Every aspect of Strangelove was masterfully crafted, each participant making the most of what was given them. Cinematographer Gilbert Taylor, makes stark use of the black and white photograpy, Ken Adam (production design) and Peter Murton (art direction) provide a cold vision for director Kubrick’s characters to occupy, while spouting the sublimely ridiculous words of writers Terry Southern and Peter George, underscored by Laurie Johnson’s music, all of this deftly handled by editor Anthony Harvey.
I first saw Dr. Stragelove on the big-screen at the Sombrero Playhouse, a revival-theater, in Phoenix, AZ, in the late 1970’s, along with my repeated at home viewings my respect and adoration for this film seems to grown rather than remaining in stasis. Few movies have received that kind of love and attention from me, placing it along side the likes of Vertigo, Sullivan’s Travels and Citizen Kane as part of an ever blooming bouquet of celluloid-roses, always fresh, fragrant, long-stemmed, nary a thorn to detract, with petals delicate, yet, resilient to repeated embraces; Dr.
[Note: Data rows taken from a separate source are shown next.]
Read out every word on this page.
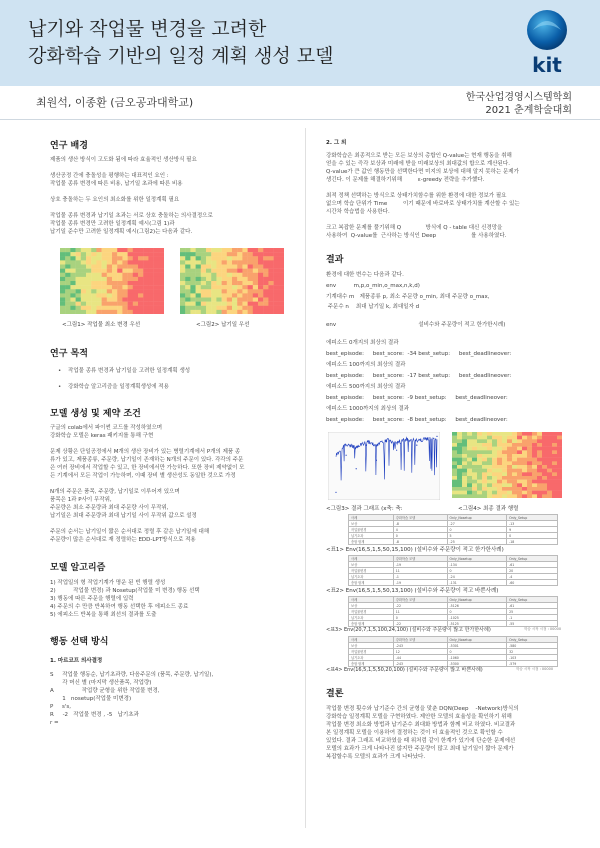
납기와 작업물 변경을 고려한
강화학습 기반의 일정 계획 생성 모델	kit
최원석, 이종환 (금오공과대학교)	한국산업경영시스템학회
2021 춘계학술대회
연구 배경
제품의 생산 방식이 고도화 됨에 따라 효율적인 생산방식 필요
생산공정 간에 충돌성을 평행하는 대표적인 요인 :
작업물 종류 변경에 따른 비용, 납기일 초과에 따른 비용
상호 충돌하는 두 요인의 최소화를 위한 일정계획 필요
작업물 종류 변경과 납기일 초과는 서로 상호 충돌하는 의사결정으로
작업물 종류 변경만 고려한 일정계획 예시(그림 1)과
납기일 준수만 고려한 일정계획 예시(그림2)는 다음과 같다.
<그림1> 작업물 최소 변경 우선	<그림2> 납기일 우선
연구 목적
• 작업물 종류 변경과 납기일을 고려한 일정계획 생성
• 강화학습 알고리즘을 일정계획생성에 적용
모델 생성 및 제약 조건
구글의 colab에서 파이썬 코드를 작성하였으며
강화학습 모델은 keras 패키지를 통해 구현
문제 상황은 단일공정에서 M개의 생산 장비가 있는 병렬기계에서 P개의 제품 종
류가 있고, 제품종류, 주문량, 납기일이 존재하는 N개의 주문이 있다. 각각의 주문
은 여러 장비에서 작업할 수 있고, 한 장비에서만 가능하다. 또한 장비 제약없이 모
든 기계에서 모든 작업이 가능하며, 이때 장비 별 생산성도 동일한 것으로 가정
N개의 주문은 품목, 주문량, 납기일로 이루어져 있으며
품목은 1과 P사이 무작위,
주문량은 최소 주문량과 최대 주문량 사이 무작위,
납기일은 최대 주문량과 최대 납기일 사이 무작위 값으로 설정
주문의 순서는 납기일이 짧은 순서대로 정렬 후 같은 납기일에 대해
주문량이 많은 순서대로 재 정렬하는 EDD-LPT방식으로 적용
모델 알고리즘
1) 작업일의 형 작업기계가 명운 된 빈 행렬 생성
2)          작업물 변경) 과 Nosetup(작업물 미 변경) 행동 선택
3) 행동에 따른 주문을 행렬에 입력
4) 주문의 수 만큼 반복하여 행동 선택한 후 에피소드 종료
5) 에피소드 반복을 통해 최선의 결과를 도출
행동 선택 방식
1. 마르코프 의사결정
S     작업물 행동순, 납기초과량, 다음주문의 (품목, 주문량, 납기일),
각 머신 별 (마지막 생산품목, 작업량)
A                작업량 균형을 위한 작업물 변경,
1   nosetup(작업물 미변경)
P     s's,
R     -2   작업물 변경 , -5   납기초과
r =
2. 그 외
강화학습은 최종적으로 받는 모든 보상의 총합인 Q-value는 현재 행동을 취해
얻을 수 있는 즉각 보상과 미래에 받을 미래보상의 최대값의 합으로 계산된다.
Q-value가 큰 값인 행동만을 선택한다면 미지의 보상에 대해 알지 못하는 문제가
생긴다. 이 문제를 해결하기위해         ε-greedy 전략을 추가했다.
최적 정책 선택하는 방식으로 상태가치함수를 위한 환경에 대한 정보가 필요
없으며 학습 단위가 Time         이기 때문에 바로바로 상태가치를 계산할 수 있는
시간차 학습법을 사용한다.
크고 복잡한 문제를 풀기위해 Q              방식에 Q - table 대신 신경망을
사용하여  Q-value를  근사하는 방식인 Deep                    를 사용하였다.
결과
환경에 대한 변수는 다음과 같다.
env          m,p,o_min,o_max,n,k,d)
기계대수 m   제품종류 p, 최소 주문량 o_min, 최대 주문량 o_max,
주문수 n    최대 납기일 k, 최대일자 d
env                                               설비수와 주문량이 적고 한가한시례)
에피소드 0개지의 최상의 결과
best_episode:     best_score:  -34 best_setup:     best_deadlineover:
에피소드 100까지의 최상의 결과
best_episode:     best_score:  -17 best_setup:     best_deadlineover:
에피소드 500까지의 최상의 결과
best_episode:     best_score:  -9 best_setup:     best_deadlineover:
에피소드 1000까지의 최상의 결과
best_episode:     best_score:  -8 best_setup:     best_deadlineover:
<그림3> 결과 그래프 (x축: 축:	<그림4> 최종 결과 행렬
사례	강화학습 모델	Only_Nosetup	Only_Setup
보상	-8	-27	-13
작업물변경	4	0	9
납기초과	0	5	0
총합 합계	-8	-25	-18
<표1> Env(16,5,1,5,50,15,100) (설비수와 주문량이 적고 한가한사례)
사례	강화학습 모델	Only_Nosetup	Only_Setup
보상	-19	-134	-61
작업물변경	11	0	20
납기초과	-1	-24	-4
총합 합계	-19	-131	-60
<표2> Env(16,5,1,5,50,13,100) (설비수와 주문량이 적고 바쁜사례)
사례	강화학습 모델	Only_Nosetup	Only_Setup
보상	-22	-5126	-61
작업물변경	11	0	25
납기초과	0	-1025	-1
총합 합계	-22	-5125	-55
<표3> Env(20,7,1,5,100,24,100) (설비수와 주문량이 많고 한가한사례)	학습 시작 시점 : 00000
사례	강화학습 모델	Only_Nosetup	Only_Setup
보상	-243	-5301	-580
작업물변경	12	0	32
납기초과	-44	-1060	-103
총합 합계	-243	-5300	-579
<표4> Env(16,5,1,5,50,20,100) (설비수와 주문량이 많고 바쁜사례)	학습 시작 시점 : 00000
결론
작업물 변경 횟수와 납기준수 간의 균형을 맞춘 DQN(Deep    -Network)방식의
강화학습 일정계획 모델을 구현하였다. 제안한 모델의 효율성을 확인하기 위해
작업물 변경 최소화 방법과 납기준수 최대화 방법과 함께 비교 하였다. 비교결과
본 일정계획 모델을 이용하여 결정하는 것이 더 효율적인 것으로 확인할 수
있었다. 결과 그래프 비교하였을 때 위처럼 같이 한계가 있기에 단순한 문제에선
모델의 효과가 크게 나타나진 않지만 주문량이 많고 최대 납기일이 짧아 문제가
복잡할수록 모델의 효과가 크게 나타났다.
Strangelove or: How I Learned to Stop Worrying and Love the Bomb is a powerful piece of picture production which stands the test of time.
Notes on the side: Slim Pickens as Major “King” Kong’s makes a statement regarding the survival kit, which was filmed as “A fella could have a pretty good weekend in Dallas with all that stuff”, but when President John F. Kennedy was assassinated in Dallas, “Dallas” was overdubbed with “Vegas”, if you watch closely you can still see Pickens “Kong” mouth the word “Dallas”.
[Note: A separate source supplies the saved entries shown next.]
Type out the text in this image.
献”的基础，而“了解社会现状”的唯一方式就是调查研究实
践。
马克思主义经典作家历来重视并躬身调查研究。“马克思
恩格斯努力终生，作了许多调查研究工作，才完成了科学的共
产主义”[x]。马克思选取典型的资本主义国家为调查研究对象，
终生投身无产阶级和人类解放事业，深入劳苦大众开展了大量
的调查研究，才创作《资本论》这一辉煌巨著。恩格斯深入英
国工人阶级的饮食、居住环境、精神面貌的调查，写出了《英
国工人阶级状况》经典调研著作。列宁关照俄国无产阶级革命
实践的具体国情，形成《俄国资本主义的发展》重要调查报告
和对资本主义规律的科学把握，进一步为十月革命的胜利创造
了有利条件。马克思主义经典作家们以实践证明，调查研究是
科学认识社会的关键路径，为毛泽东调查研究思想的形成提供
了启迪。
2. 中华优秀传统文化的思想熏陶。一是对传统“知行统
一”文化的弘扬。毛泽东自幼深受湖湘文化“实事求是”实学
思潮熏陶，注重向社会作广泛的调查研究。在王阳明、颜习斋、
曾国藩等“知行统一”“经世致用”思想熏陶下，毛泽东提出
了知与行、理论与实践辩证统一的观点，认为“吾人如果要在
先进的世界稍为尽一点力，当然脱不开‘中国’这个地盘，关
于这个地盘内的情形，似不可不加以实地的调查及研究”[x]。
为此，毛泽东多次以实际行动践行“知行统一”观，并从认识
James Earl Jones’ thought Slim Pickens was remaining “in character” off camera, until he was told that Pickens wasn’t immersed in the character of Major King Kong, that’s the way he always talked.
Peter Sellers became the first actor who was nominated for an Academy Award (Best Actor) for a film in which he appeared as three different characters.
Dr. Strangelove or: How I Learned to Stop Worrying and Love the Bomb, holds the record for the longest title for a Best Picture nominee or winner, at 13 words.